Philip O'Sullivan, chief economist with Investec, said the figures pointed to a strong outcome for retail sales for 2015.
"While this is clearly a strong release from the CSO, it is not a particular surprise as the upturn in consumer spending has been well established. On an annual basis, total retail sales have enjoyed an unbroken run of growth that stretches to more than two years now," he said.
Alan McQuaid, Merrion's chief economist, said the figures were on the strong side.
"It now looks like headline sales will post an increase of 8.7% for last year as whole, with "core" sales up about 6.5%.
"Further high single-digit rises are on the cards for this year, which augurs well for GDP growth in 2016," he added.
Goodbody's Dermot O'Leary welcomed the bounceback in retail sales following a disappointing October, confirming that the Irish consumer revival remains on track.
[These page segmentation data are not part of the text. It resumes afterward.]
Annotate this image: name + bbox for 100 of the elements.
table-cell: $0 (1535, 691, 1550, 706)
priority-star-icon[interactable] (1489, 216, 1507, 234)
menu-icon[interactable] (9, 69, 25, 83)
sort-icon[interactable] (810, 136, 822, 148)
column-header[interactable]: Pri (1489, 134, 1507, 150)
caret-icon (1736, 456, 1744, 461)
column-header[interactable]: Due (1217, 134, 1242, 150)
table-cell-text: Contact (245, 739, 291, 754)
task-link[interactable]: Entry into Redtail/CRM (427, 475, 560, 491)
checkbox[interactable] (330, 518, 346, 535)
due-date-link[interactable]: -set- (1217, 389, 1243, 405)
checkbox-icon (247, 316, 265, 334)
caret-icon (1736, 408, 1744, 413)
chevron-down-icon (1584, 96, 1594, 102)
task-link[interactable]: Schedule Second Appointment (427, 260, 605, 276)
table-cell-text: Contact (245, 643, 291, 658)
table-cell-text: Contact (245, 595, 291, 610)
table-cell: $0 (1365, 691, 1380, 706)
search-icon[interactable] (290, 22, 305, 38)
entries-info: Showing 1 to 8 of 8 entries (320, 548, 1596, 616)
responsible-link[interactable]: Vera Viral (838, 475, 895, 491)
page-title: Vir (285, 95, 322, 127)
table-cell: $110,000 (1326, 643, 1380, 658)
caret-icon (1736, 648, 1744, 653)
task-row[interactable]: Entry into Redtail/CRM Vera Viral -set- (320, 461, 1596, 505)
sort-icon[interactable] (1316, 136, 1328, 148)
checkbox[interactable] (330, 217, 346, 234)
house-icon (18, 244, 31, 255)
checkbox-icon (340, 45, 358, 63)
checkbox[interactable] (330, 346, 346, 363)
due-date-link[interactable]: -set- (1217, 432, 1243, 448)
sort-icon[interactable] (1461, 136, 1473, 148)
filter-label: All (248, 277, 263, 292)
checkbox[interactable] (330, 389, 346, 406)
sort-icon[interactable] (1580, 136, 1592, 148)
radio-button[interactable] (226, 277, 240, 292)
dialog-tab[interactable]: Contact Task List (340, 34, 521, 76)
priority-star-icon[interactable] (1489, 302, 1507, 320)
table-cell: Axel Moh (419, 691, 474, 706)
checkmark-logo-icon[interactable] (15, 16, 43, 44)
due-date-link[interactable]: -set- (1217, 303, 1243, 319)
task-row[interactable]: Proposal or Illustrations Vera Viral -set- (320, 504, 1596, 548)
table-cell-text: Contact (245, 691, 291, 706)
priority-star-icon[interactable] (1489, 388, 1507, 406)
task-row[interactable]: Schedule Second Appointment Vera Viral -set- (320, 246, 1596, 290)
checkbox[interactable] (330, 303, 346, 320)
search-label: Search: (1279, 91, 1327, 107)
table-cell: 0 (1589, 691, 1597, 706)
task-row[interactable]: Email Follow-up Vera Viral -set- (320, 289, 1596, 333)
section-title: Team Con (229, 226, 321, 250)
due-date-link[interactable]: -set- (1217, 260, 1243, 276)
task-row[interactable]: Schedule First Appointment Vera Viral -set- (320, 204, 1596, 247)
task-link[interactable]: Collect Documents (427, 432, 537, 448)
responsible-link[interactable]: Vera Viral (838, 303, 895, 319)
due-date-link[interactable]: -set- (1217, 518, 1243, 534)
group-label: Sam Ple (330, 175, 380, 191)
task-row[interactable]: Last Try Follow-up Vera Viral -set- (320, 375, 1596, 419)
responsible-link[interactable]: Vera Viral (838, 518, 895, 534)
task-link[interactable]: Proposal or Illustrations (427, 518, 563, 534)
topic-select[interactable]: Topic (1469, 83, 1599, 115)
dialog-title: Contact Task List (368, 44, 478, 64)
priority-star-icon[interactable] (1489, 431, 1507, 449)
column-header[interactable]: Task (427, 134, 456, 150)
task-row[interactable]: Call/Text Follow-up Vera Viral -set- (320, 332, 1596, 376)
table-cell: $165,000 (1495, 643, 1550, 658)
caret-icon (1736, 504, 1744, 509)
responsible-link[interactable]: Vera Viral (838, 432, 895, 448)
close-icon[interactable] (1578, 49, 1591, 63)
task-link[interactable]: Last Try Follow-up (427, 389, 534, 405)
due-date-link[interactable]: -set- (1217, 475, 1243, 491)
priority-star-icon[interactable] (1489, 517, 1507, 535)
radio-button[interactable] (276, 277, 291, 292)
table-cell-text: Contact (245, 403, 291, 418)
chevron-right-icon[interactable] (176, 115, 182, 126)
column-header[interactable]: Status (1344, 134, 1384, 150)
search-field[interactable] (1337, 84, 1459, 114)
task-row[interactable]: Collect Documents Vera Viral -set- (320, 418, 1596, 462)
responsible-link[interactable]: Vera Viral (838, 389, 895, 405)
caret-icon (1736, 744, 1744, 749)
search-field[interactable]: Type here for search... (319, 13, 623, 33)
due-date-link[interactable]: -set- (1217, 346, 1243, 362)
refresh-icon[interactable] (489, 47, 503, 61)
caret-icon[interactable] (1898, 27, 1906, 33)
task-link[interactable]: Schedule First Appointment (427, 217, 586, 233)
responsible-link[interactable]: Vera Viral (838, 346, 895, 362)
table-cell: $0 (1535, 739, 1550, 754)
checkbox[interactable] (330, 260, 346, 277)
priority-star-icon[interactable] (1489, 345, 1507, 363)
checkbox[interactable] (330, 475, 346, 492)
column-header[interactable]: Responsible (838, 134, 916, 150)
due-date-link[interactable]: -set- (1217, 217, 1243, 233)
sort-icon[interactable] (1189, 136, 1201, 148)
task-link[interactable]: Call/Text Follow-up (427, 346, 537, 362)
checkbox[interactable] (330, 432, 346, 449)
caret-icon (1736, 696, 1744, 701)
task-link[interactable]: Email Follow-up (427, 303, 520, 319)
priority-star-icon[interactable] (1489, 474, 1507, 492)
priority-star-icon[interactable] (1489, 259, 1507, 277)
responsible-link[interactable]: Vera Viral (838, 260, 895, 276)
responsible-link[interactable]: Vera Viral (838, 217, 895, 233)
"Anecdotal evidence suggests that retailers enjoyed a similarly positive performance in the pre and post-Christmas shopping period in December.
"With consumer confidence at a ten year high, tax cuts coming into play and earnings on the rise again, the prospects for consumer spending in Ireland look bright for 2016. Indeed, consumers could be the biggest driver of the expansion in Ireland this year."